AI Challenge 2011 Results

The 2011 AI Challenge is now over. I finished in 71st place. While that’s some way off of my 47th position in Planet Wars, considering the complexity of this year’s challenge and the fact that there was a total of 7,897 entrants this year, compared to less than 5,000 last year, I’m very glad to finish within the top 100 at all. In fact, if it weren’t for the fact that about a week before the closing date for submissions, a bunch of highly-ranked entrants publicly posted details of their combat strategy, allowing me to replicate some of it, I wouldn’t have been able to make it into the top 200 at all. As usual, this post will be about the results. I’ll write another post later about my bot in my games blog.

As with last year, once again this year’s contest was dominated by a single person. Bocsimacko who won Planet Wars last year didn’t submit an entry for Ants, but Xathis of Germany basically pulled off the same thing. For almost the entire duration of the contest, not only did Xathis keep the number one spot, he did it with the first version of his bot as well. Admittedly, it was possible only because he’d worked on his bot during the beta phase and most of his testing seems to have taken place on the TCP servers, but it’s an impressive feat nevertheless. We did have a bit of last minute tension as GreenTea of Ukraine supposedly took the number 1 spot for a couple of hours just before the finals ended, but Xathis retook the top spot just in the nick of time.

Another noteworthy contestant was a1k0n of the US. He was the winner of the very first Tron AI Challenge and was the person who started the ball rolling by posting about his bot’s combat strategy, leading others to do the same. I’m also tickled pink that in his inevitable blog post explaining his bot’s strategy, Xathis emulated his forebears by using the same two sentences to start his post-mortem. It seems that our three-year old contest has already established a tradition.

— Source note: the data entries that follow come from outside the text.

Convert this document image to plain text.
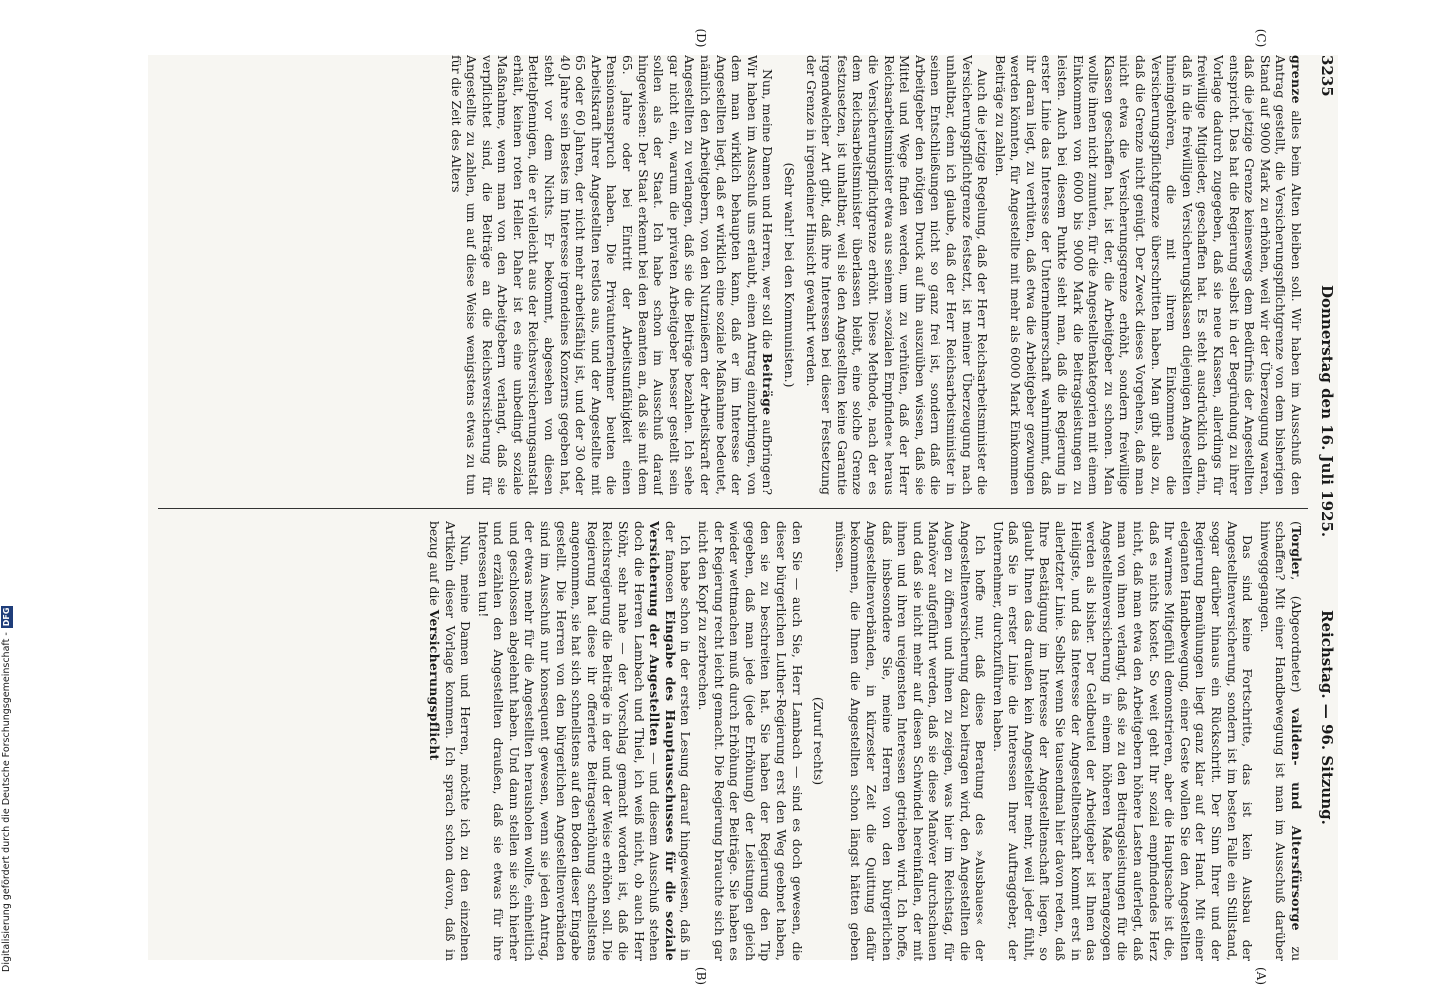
Digitalisierung gefördert durch die Deutsche Forschungsgemeinschaft -DFG
3235
Donnerstag den 16. Juli 1925.
Reichstag. — 96. Sitzung.
(C)
(D)

grenze alles beim Alten bleiben soll. Wir haben im Ausschuß den Antrag gestellt, die Versicherungspflichtgrenze von dem bisherigen Stand auf 9000 Mark zu erhöhen, weil wir der Überzeugung waren, daß die jetzige Grenze keineswegs dem Bedürfnis der Angestellten entspricht. Das hat die Regierung selbst in der Begründung zu ihrer Vorlage dadurch zugegeben, daß sie neue Klassen, allerdings für freiwillige Mitglieder, geschaffen hat. Es steht ausdrücklich darin, daß in die freiwilligen Versicherungsklassen diejenigen Angestellten hineingehören, die mit ihrem Einkommen die Versicherungspflichtgrenze überschritten haben. Man gibt also zu, daß die Grenze nicht genügt. Der Zweck dieses Vorgehens, daß man nicht etwa die Versicherungsgrenze erhöht, sondern freiwillige Klassen geschaffen hat, ist der, die Arbeitgeber zu schonen. Man wollte ihnen nicht zumuten, für die Angestelltenkategorien mit einem Einkommen von 6000 bis 9000 Mark die Beitragsleistungen zu leisten. Auch bei diesem Punkte sieht man, daß die Regierung in erster Linie das Interesse der Unternehmerschaft wahrnimmt, daß ihr daran liegt, zu verhüten, daß etwa die Arbeitgeber gezwungen werden könnten, für Angestellte mit mehr als 6000 Mark Einkommen Beiträge zu zahlen.

Auch die jetzige Regelung, daß der Herr Reichsarbeitsminister die Versicherungspflichtgrenze festsetzt, ist meiner Überzeugung nach unhaltbar, denn ich glaube, daß der Herr Reichsarbeitsminister in seinen Entschließungen nicht so ganz frei ist, sondern daß die Arbeitgeber den nötigen Druck auf ihn auszuüben wissen, daß sie Mittel und Wege finden werden, um zu verhüten, daß der Herr Reichsarbeitsminister etwa aus seinem »sozialen Empfinden« heraus die Versicherungspflichtgrenze erhöht. Diese Methode, nach der es dem Reichsarbeitsminister überlassen bleibt, eine solche Grenze festzusetzen, ist unhaltbar, weil sie den Angestellten keine Garantie irgendwelcher Art gibt, daß ihre Interessen bei dieser Festsetzung der Grenze in irgendeiner Hinsicht gewahrt werden.

(Sehr wahr! bei den Kommunisten.)

Nun, meine Damen und Herren, wer soll die Beiträge aufbringen? Wir haben im Ausschuß uns erlaubt, einen Antrag einzubringen, von dem man wirklich behaupten kann, daß er im Interesse der Angestellten liegt, daß er wirklich eine soziale Maßnahme bedeutet, nämlich den Arbeitgebern, von den Nutznießern der Arbeitskraft der Angestellten zu verlangen, daß sie die Beiträge bezahlen. Ich sehe gar nicht ein, warum die privaten Arbeitgeber besser gestellt sein sollen als der Staat. Ich habe schon im Ausschuß darauf hingewiesen: Der Staat erkennt bei den Beamten an, daß sie mit dem 65. Jahre oder bei Eintritt der Arbeitsunfähigkeit einen Pensionsanspruch haben. Die Privatunternehmer beuten die Arbeitskraft ihrer Angestellten restlos aus, und der Angestellte mit 65 oder 60 Jahren, der nicht mehr arbeitsfähig ist, und der 30 oder 40 Jahre sein Bestes im Interesse irgendeines Konzerns gegeben hat, steht vor dem Nichts. Er bekommt, abgesehen von diesen Bettelpfennigen, die er vielleicht aus der Reichsversicherungsanstalt erhält, keinen roten Heller. Daher ist es eine unbedingt soziale Maßnahme, wenn man von den Arbeitgebern verlangt, daß sie verpflichtet sind, die Beiträge an die Reichsversicherung für Angestellte zu zahlen, um auf diese Weise wenigstens etwas zu tun für die Zeit des Alters

(Torgler, (Abgeordneter) validen- und Altersfürsorge zu schaffen? Mit einer Handbewegung ist man im Ausschuß darüber hinweggegangen.

Das sind keine Fortschritte, das ist kein Ausbau der Angestelltenversicherung, sondern ist im besten Falle ein Stillstand, sogar darüber hinaus ein Rückschritt. Der Sinn Ihrer und der Regierung Bemühungen liegt ganz klar auf der Hand. Mit einer eleganten Handbewegung, einer Geste wollen Sie den Angestellten Ihr warmes Mitgefühl demonstrieren, aber die Hauptsache ist die, daß es nichts kostet. So weit geht Ihr sozial empfindendes Herz nicht, daß man etwa den Arbeitgebern höhere Lasten auferlegt, daß man von ihnen verlangt, daß sie zu den Beitragsleistungen für die Angestelltenversicherung in einem höheren Maße herangezogen werden als bisher. Der Geldbeutel der Arbeitgeber ist Ihnen das Heiligste, und das Interesse der Angestelltenschaft kommt erst in allerletzter Linie. Selbst wenn Sie tausendmal hier davon reden, daß Ihre Bestätigung im Interesse der Angestelltenschaft liegen, so glaubt Ihnen das draußen kein Angestellter mehr, weil jeder fühlt, daß Sie in erster Linie die Interessen Ihrer Auftraggeber, der Unternehmer, durchzuführen haben.

Ich hoffe nur, daß diese Beratung des »Ausbaues« der Angestelltenversicherung dazu beitragen wird, den Angestellten die Augen zu öffnen und ihnen zu zeigen, was hier im Reichstag, für Manöver aufgeführt werden, daß sie diese Manöver durchschauen und daß sie nicht mehr auf diesen Schwindel hereinfallen, der mit ihnen und ihren ureigensten Interessen getrieben wird. Ich hoffe, daß insbesondere Sie, meine Herren von den bürgerlichen Angestelltenverbänden, in kürzester Zeit die Quittung dafür bekommen, die Ihnen die Angestellten schon längst hätten geben müssen.

(Zuruf rechts)

den Sie — auch Sie, Herr Lambach — sind es doch gewesen, die dieser bürgerlichen Luther-Regierung erst den Weg geebnet haben, den sie zu beschreiten hat. Sie haben der Regierung den Tip gegeben, daß man jede (jede Erhöhung) der Leistungen gleich wieder wettmachen muß durch Erhöhung der Beiträge. Sie haben es der Regierung recht leicht gemacht. Die Regierung brauchte sich gar nicht den Kopf zu zerbrechen.

Ich habe schon in der ersten Lesung darauf hingewiesen, daß in der famosen Eingabe des Hauptausschusses für die soziale Versicherung der Angestellten — und diesem Ausschuß stehen doch die Herren Lambach und Thiel, ich weiß nicht, ob auch Herr Stöhr, sehr nahe — der Vorschlag gemacht worden ist, daß die Reichsregierung die Beiträge in der und der Weise erhöhen soll. Die Regierung hat diese ihr offerierte Beitragserhöhung schnellstens angenommen, sie hat sich schnellstens auf den Boden dieser Eingabe gestellt. Die Herren von den bürgerlichen Angestelltenverbänden sind im Ausschuß nur konsequent gewesen, wenn sie jeden Antrag, der etwas mehr für die Angestellten herausholen wollte, einheitlich und geschlossen abgelehnt haben. Und dann stellen sie sich hierher und erzählen den Angestellten draußen, daß sie etwas für ihre Interessen tun!

Nun, meine Damen und Herren, möchte ich zu den einzelnen Artikeln dieser Vorlage kommen. Ich sprach schon davon, daß in bezug auf die Versicherungspflicht

(A)
(B)
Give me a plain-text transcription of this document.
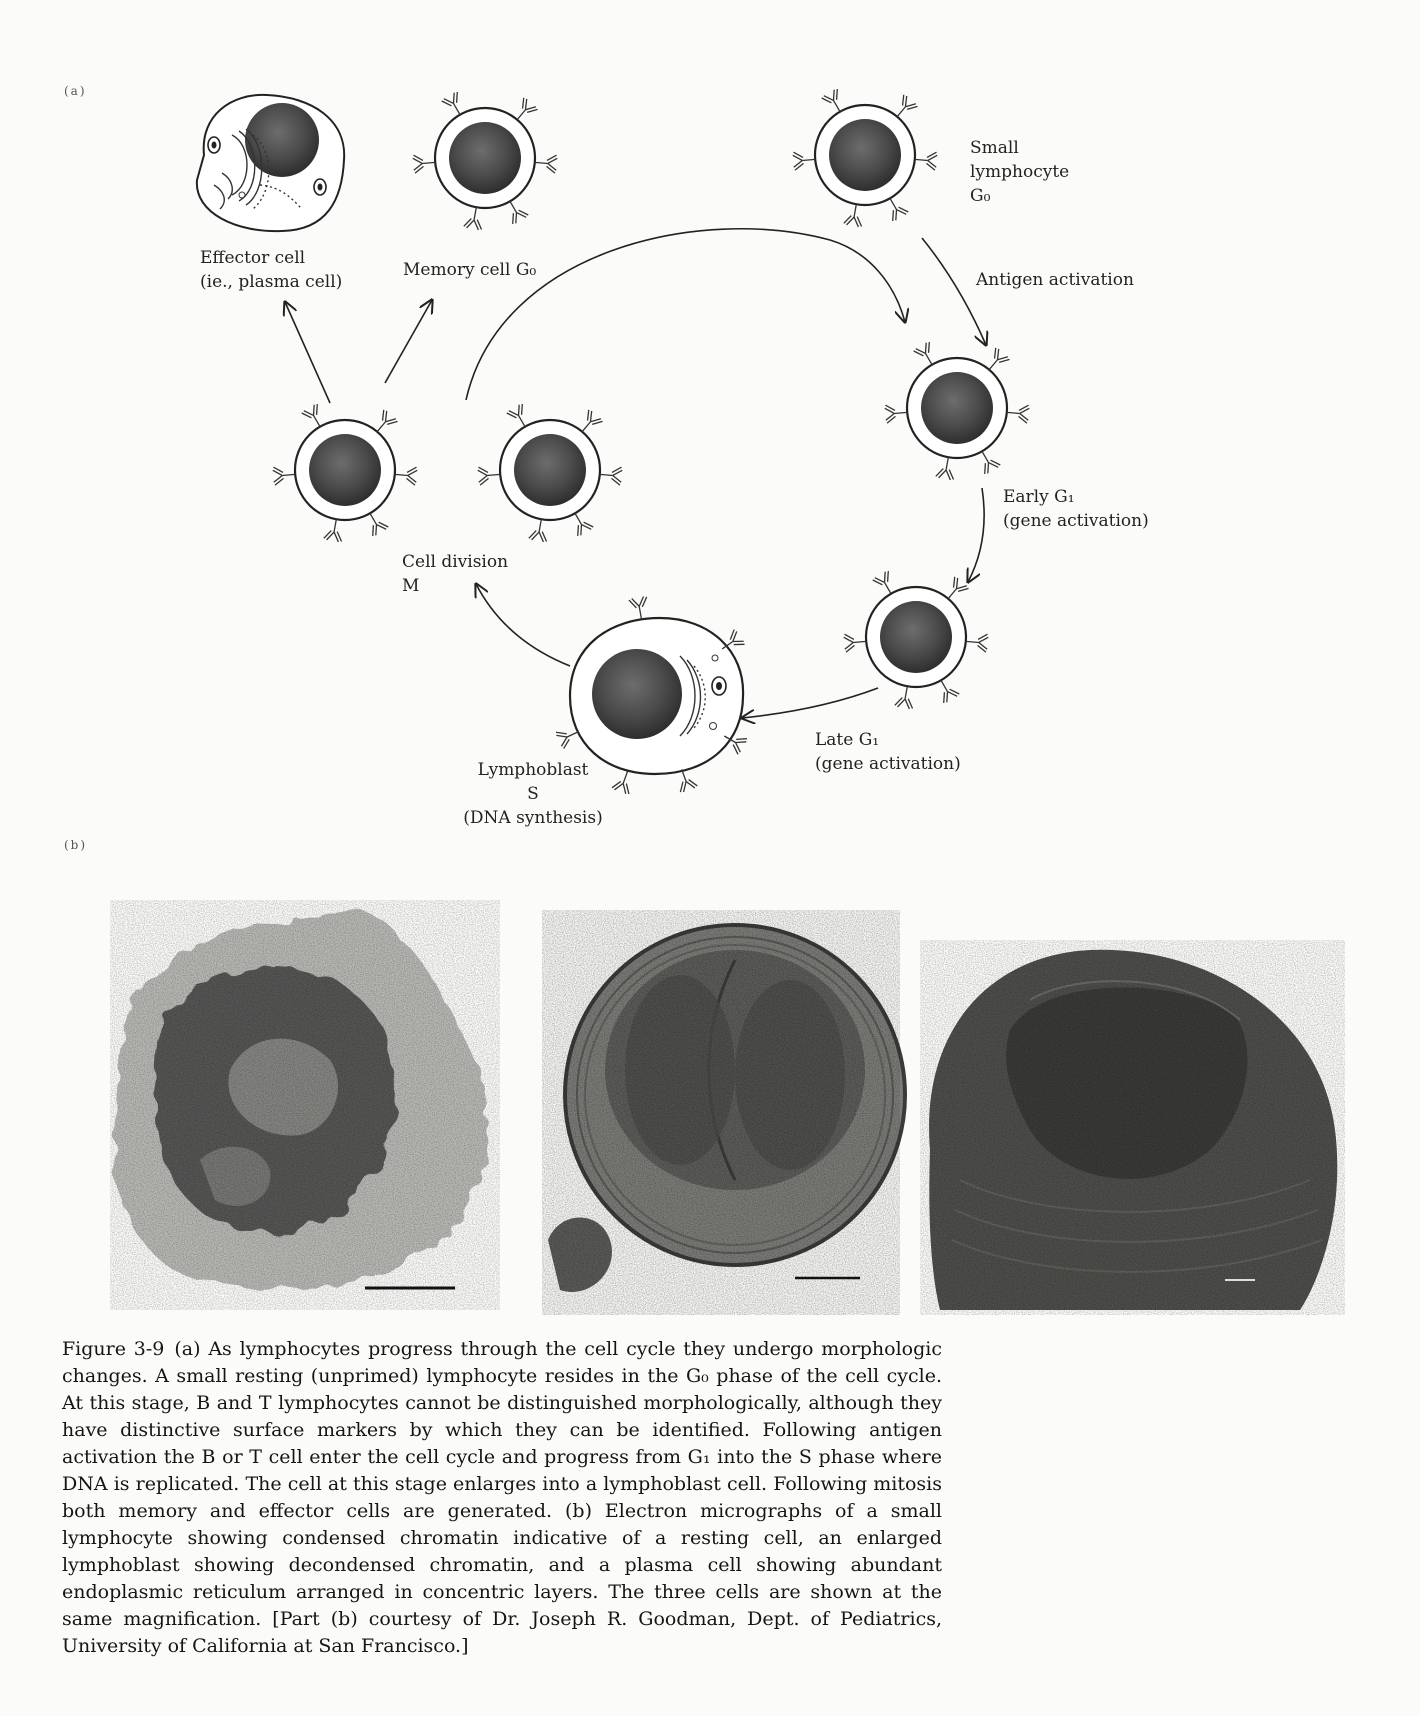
(a)
(b)
Small
lymphocyte
G₀
Antigen activation
Early G₁
(gene activation)
Late G₁
(gene activation)
Lymphoblast
S
(DNA synthesis)
Cell division
M
Effector cell
(ie., plasma cell)
Memory cell G₀
Figure 3-9 (a) As lymphocytes progress through the cell cycle they undergo morphologic changes. A small resting (unprimed) lymphocyte resides in the G₀ phase of the cell cycle. At this stage, B and T lymphocytes cannot be distinguished morphologically, although they have distinctive surface markers by which they can be identified. Following antigen activation the B or T cell enter the cell cycle and progress from G₁ into the S phase where DNA is replicated. The cell at this stage enlarges into a lymphoblast cell. Following mitosis both memory and effector cells are generated. (b) Electron micrographs of a small lymphocyte showing condensed chromatin indicative of a resting cell, an enlarged lymphoblast showing decondensed chromatin, and a plasma cell showing abundant endoplasmic reticulum arranged in concentric layers. The three cells are shown at the same magnification. [Part (b) courtesy of Dr. Joseph R. Goodman, Dept. of Pediatrics, University of California at San Francisco.]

As expected, I was by far the highest ranking participant from Malaysia, though that’s more because of the sheer amount of time I was able to dedicate to the effort rather than any skill or talent. But I was pleasantly surprised that this year, unlike last year, I was not the only serious competitor from Malaysia. By serious, I mean someone who made more effort than simply signing up and submitting a starter bot and did nothing else subsequently. At least three other people from Malaysia submitted fairly decent bots. They kept updating their bots throughout the contest and one of them, ccsuser, finished in a very respectable 512th place.

As for the rest of Asia, notable this year is how many strong entrants there were from China. oldman of China, who was the highest ranking Asian in Planet Wars, finished in 21st place while the top overall Asian was Komaki of Japan who finished in 16th place. But many other entrants from China reached very respectable ranks. There were a lot of entrants from India as well but most of them didn’t do very well, with the highest ranking Indian in 127th place. Sri Lanka, of all Asian countries, did surprisingly well.

As for programming languages, more than ever this year’s contest was dominated by the fast languages. This means lots of Java, C, C++ etc. The poor scripting language users were mostly left in the dust. Given the very unforgiving 500 milliseconds time limit and the computationally intensive nature of this year’s challenge, this is not much of a surprise.

It’s a sure bet that there will be another challenge in 2012 and the forums are already full of suggestions about what game to use next year. It’s also a sure thing that the contest is bound to attract more participants and it becomes more famous. It seems that a number of computer science schools are even using it as an official assignment. Unfortunately, this also means that the servers will be even more overloaded. We had way too few servers this year as the organizers seem to working with a very limited budget. They managed to secure an additional server sponsor in the form TotaalNet in the last couple of weeks, which made things go smoothly for the final leg but I hope that Google stumps up more cash for servers since their name still appears on the contest bannerhead anyway. Maybe they could get all those universities to kick in some money too?

2 thoughts on “AI Challenge 2011 Results”

  1. Bravo!! The Melaka walk sure ignite some handsome creativity to climb up to the top 100… 🙂 … CongratSS!